MELISSA TOWNSEND: Looking back at the 2020 elections when native voting increased so much, I'm really curious about some of the things that you know worked well. I was covering that election for Minnesota Native News, and I remember talking to some people. They had been in the polls three or four times that day because they went to vote and then they took their niece to vote, and then they took their boyfriend to vote, and then they took their mom to vote.

So I was talking to people who were really sort of showing up. As a person behind the scenes, what do you think worked? What were some of the strategies that you thought really got people out there?

NANCY BEAULIEU: Well, from my perspective and the work I did back in 2020 it was I realized when I had worked with the University of Nebraska when they sent their non-native people here to collect data, we weren't answering the doors for them because we were not sure of who they were. And the system has been set up to fail us. And so at some point we don't trust non-natives knocking at our door.

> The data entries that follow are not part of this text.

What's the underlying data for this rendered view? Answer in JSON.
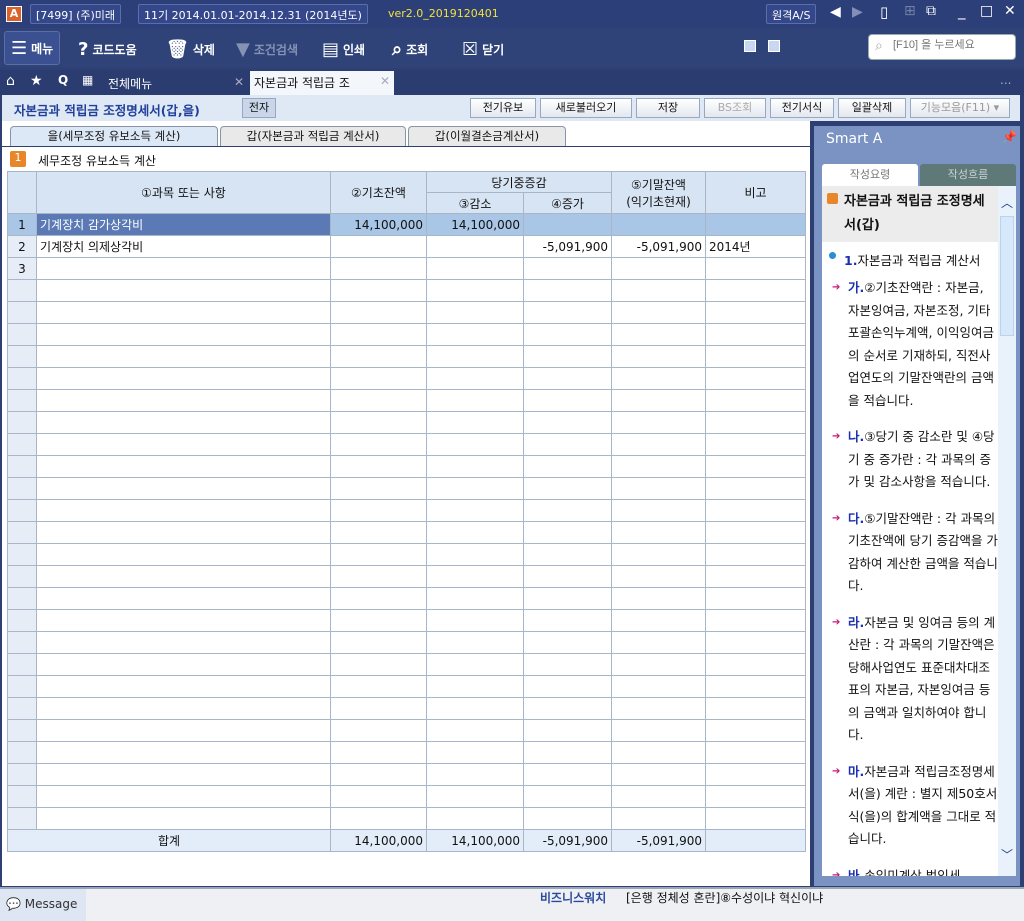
{
  "titlebar": {
    "company": "[7499] (주)미래",
    "period": "11기 2014.01.01-2014.12.31 (2014년도)",
    "version": "ver2.0_2019120401",
    "remote": "원격A/S"
  },
  "toolbar": {
    "menu": "메뉴",
    "code_help": "코드도움",
    "delete": "삭제",
    "filter": "조건검색",
    "print": "인쇄",
    "search": "조회",
    "close": "닫기",
    "search_placeholder": "[F10] 을 누르세요"
  },
  "tabs": {
    "all_menu": "전체메뉴",
    "current": "자본금과 적립금 조",
    "more": "..."
  },
  "page": {
    "title": "자본금과 적립금 조정명세서(갑,을)",
    "e_badge": "전자",
    "buttons": [
      "전기유보",
      "새로불러오기",
      "저장",
      "BS조회",
      "전기서식",
      "일괄삭제",
      "기능모음(F11)"
    ]
  },
  "subtabs": [
    "을(세무조정 유보소득 계산)",
    "갑(자본금과 적립금 계산서)",
    "갑(이월결손금계산서)"
  ],
  "section": {
    "num": "1",
    "title": "세무조정 유보소득 계산"
  },
  "table": {
    "headers": {
      "subject": "①과목 또는 사항",
      "opening": "②기초잔액",
      "change": "당기중증감",
      "decrease": "③감소",
      "increase": "④증가",
      "closing": "⑤기말잔액",
      "closing_sub": "(익기초현재)",
      "note": "비고"
    },
    "rows": [
      {
        "no": "1",
        "subject": "기계장치 감가상각비",
        "opening": "14,100,000",
        "decrease": "14,100,000",
        "increase": "",
        "closing": "",
        "note": ""
      },
      {
        "no": "2",
        "subject": "기계장치 의제상각비",
        "opening": "",
        "decrease": "",
        "increase": "-5,091,900",
        "closing": "-5,091,900",
        "note": "2014년"
      },
      {
        "no": "3",
        "subject": "",
        "opening": "",
        "decrease": "",
        "increase": "",
        "closing": "",
        "note": ""
      }
    ],
    "total": {
      "label": "합계",
      "opening": "14,100,000",
      "decrease": "14,100,000",
      "increase": "-5,091,900",
      "closing": "-5,091,900"
    }
  },
  "smart": {
    "title": "Smart A",
    "tab1": "작성요령",
    "tab2": "작성흐름",
    "heading": "자본금과 적립금 조정명세서(갑)",
    "item1_num": "1.",
    "item1": "자본금과 적립금 계산서",
    "hints": [
      {
        "k": "가.",
        "t": "②기초잔액란 : 자본금, 자본잉여금, 자본조정, 기타포괄손익누계액, 이익잉여금의 순서로 기재하되, 직전사업연도의 기말잔액란의 금액을 적습니다."
      },
      {
        "k": "나.",
        "t": "③당기 중 감소란 및 ④당기 중 증가란 : 각 과목의 증가 및 감소사항을 적습니다."
      },
      {
        "k": "다.",
        "t": "⑤기말잔액란 : 각 과목의 기초잔액에 당기 증감액을 가감하여 계산한 금액을 적습니다."
      },
      {
        "k": "라.",
        "t": "자본금 및 잉여금 등의 계산란 : 각 과목의 기말잔액은 당해사업연도 표준대차대조표의 자본금, 자본잉여금 등의 금액과 일치하여야 합니다."
      },
      {
        "k": "마.",
        "t": "자본금과 적립금조정명세서(을) 계란 : 별지 제50호서식(을)의 합계액을 그대로 적습니다."
      },
      {
        "k": "바.",
        "t": "손익미계상 법인세"
      }
    ]
  },
  "bottom": {
    "message": "Message",
    "ticker_label": "비즈니스워치",
    "ticker": "[은행 정체성 혼란]⑧수성이냐 혁신이냐"
  }
}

So what that experience taught me was that if we're going to go out and door knock in Indian country, we need people that look like us. And we need people from our own communities. So part of the effort that we made was to create satellite stations in native communities and hire people out of those communities to doorknock. They know their communities best.

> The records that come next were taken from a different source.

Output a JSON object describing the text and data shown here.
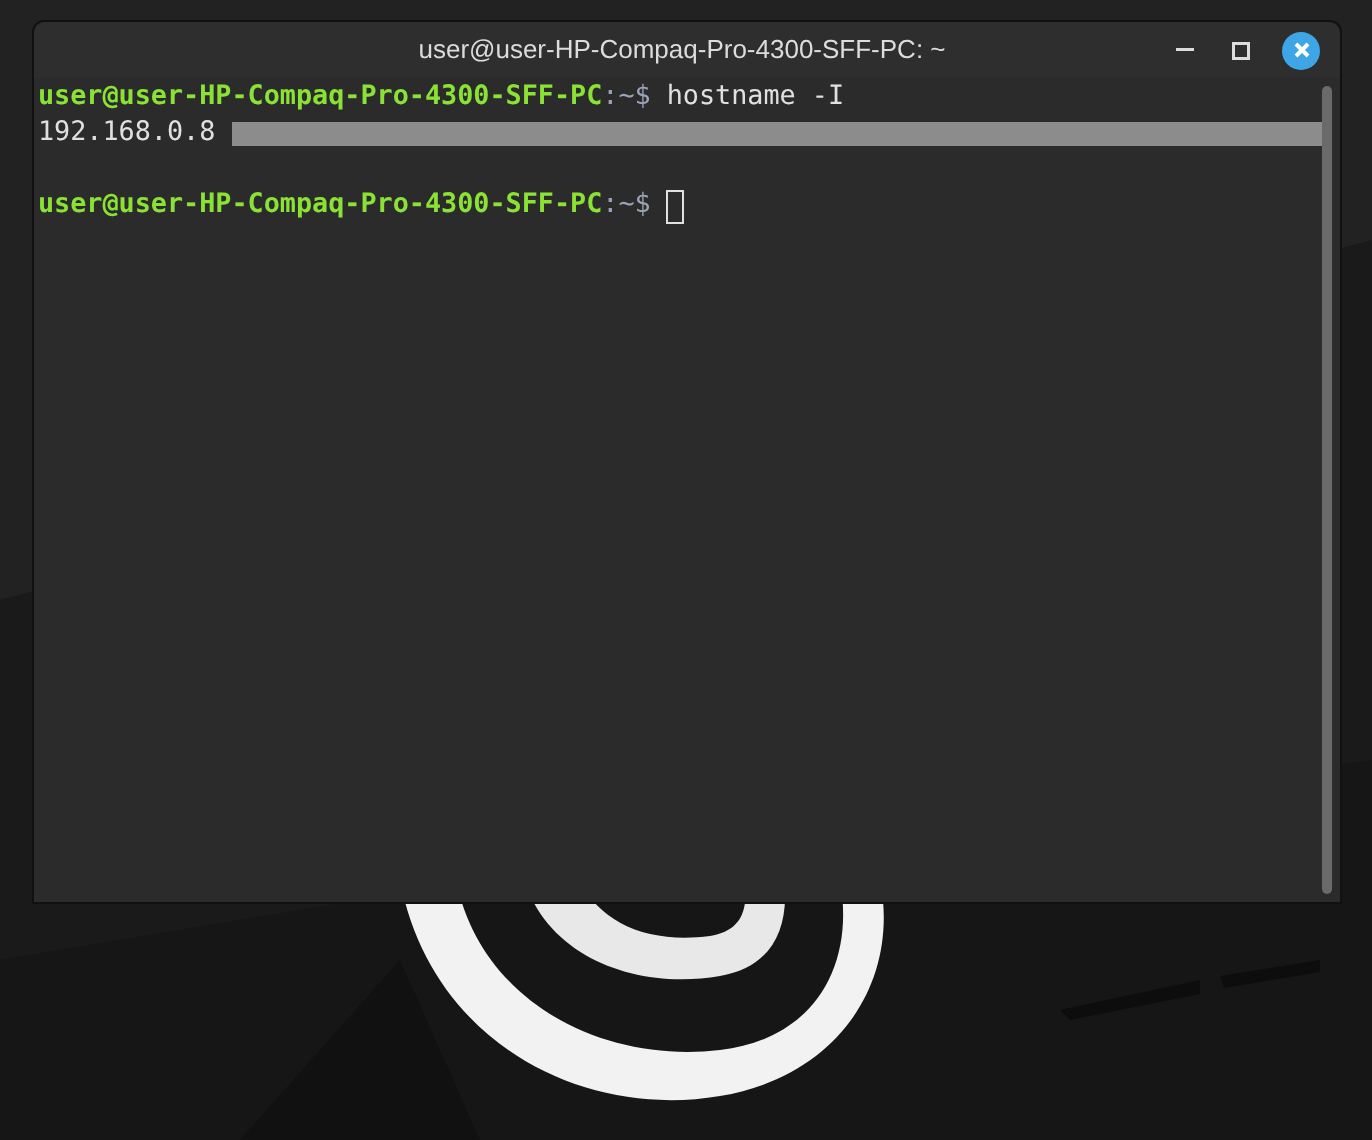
{
  "window": {
    "title": "user@user-HP-Compaq-Pro-4300-SFF-PC: ~"
  },
  "terminal": {
    "lines": [
      {
        "kind": "prompt",
        "user": "user@user-HP-Compaq-Pro-4300-SFF-PC",
        "path": ":~$",
        "command": "hostname -I",
        "cursor": false
      },
      {
        "kind": "output",
        "text": "192.168.0.8",
        "redacted": true
      },
      {
        "kind": "blank"
      },
      {
        "kind": "prompt",
        "user": "user@user-HP-Compaq-Pro-4300-SFF-PC",
        "path": ":~$",
        "cursor": true
      }
    ]
  }
}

And before these canvassers went out, we explained why voting is important, and please relay this message when you're doorknock. And don't just register them to vote, but please be a part of that message that voting matters and this is why so. What we did learn from the 2020 voter registration is that we need to do more to engage these people after November 3 because we've seen a lot of the voters like, I don't want to vote because our words continue to fall on deaf ears. But that division that was caused by the last administration was a big boost, I'll be honest, why people showed up to the polls.

MELISSA TOWNSEND: So it sounds like one of the lessons you took away from 2020 was that divisiveness brought people out, made them want to have their voices heard, but perhaps then made people feel a little cynical, like well, OK, we got the guy we wanted, but we still ended up with Line 3 and some other things we didn't want. So now you're moving into more civic engagement. Let me just ask a quick last question.

This is a different election. We're not voting for a president. Do you feel like there's going to be as much excitement and as much turnout? Can you look in your crystal ball.

NANCY BEAULIEU: Oh, sure, yes. We are making efforts here in northern Minnesota to explain to our native people, our BIPOC communities, all voters actually why midterms are important. And what we see is people don't even understand or even know there's midterms and what are they for.

So again, when we're out there, it's a lot of voter education. Quite honestly, until I started working with Minnesota 350 I never voted primary. I didn't even understand because again, we're mostly in tune with tribal elections or we don't vote in the state elections because we're never heard. So now I tell people our work is not done when we register people to vote. It has just begun.

MELISSA TOWNSEND: Well, thank you for being with us, Nancy. I appreciate your time.

NANCY BEAULIEU: Yes.

MELISSA TOWNSEND: Nancy Beaulieu is a member of the Leech Lake Band of Ojibwe. She's the northern organizer for the environmental group MN350. As I said earlier, early voting begins tomorrow in Minnesota. You can request an absentee ballot or find early-voting locations on the Minnesota Secretary of State website. That's sos.state.mn.us.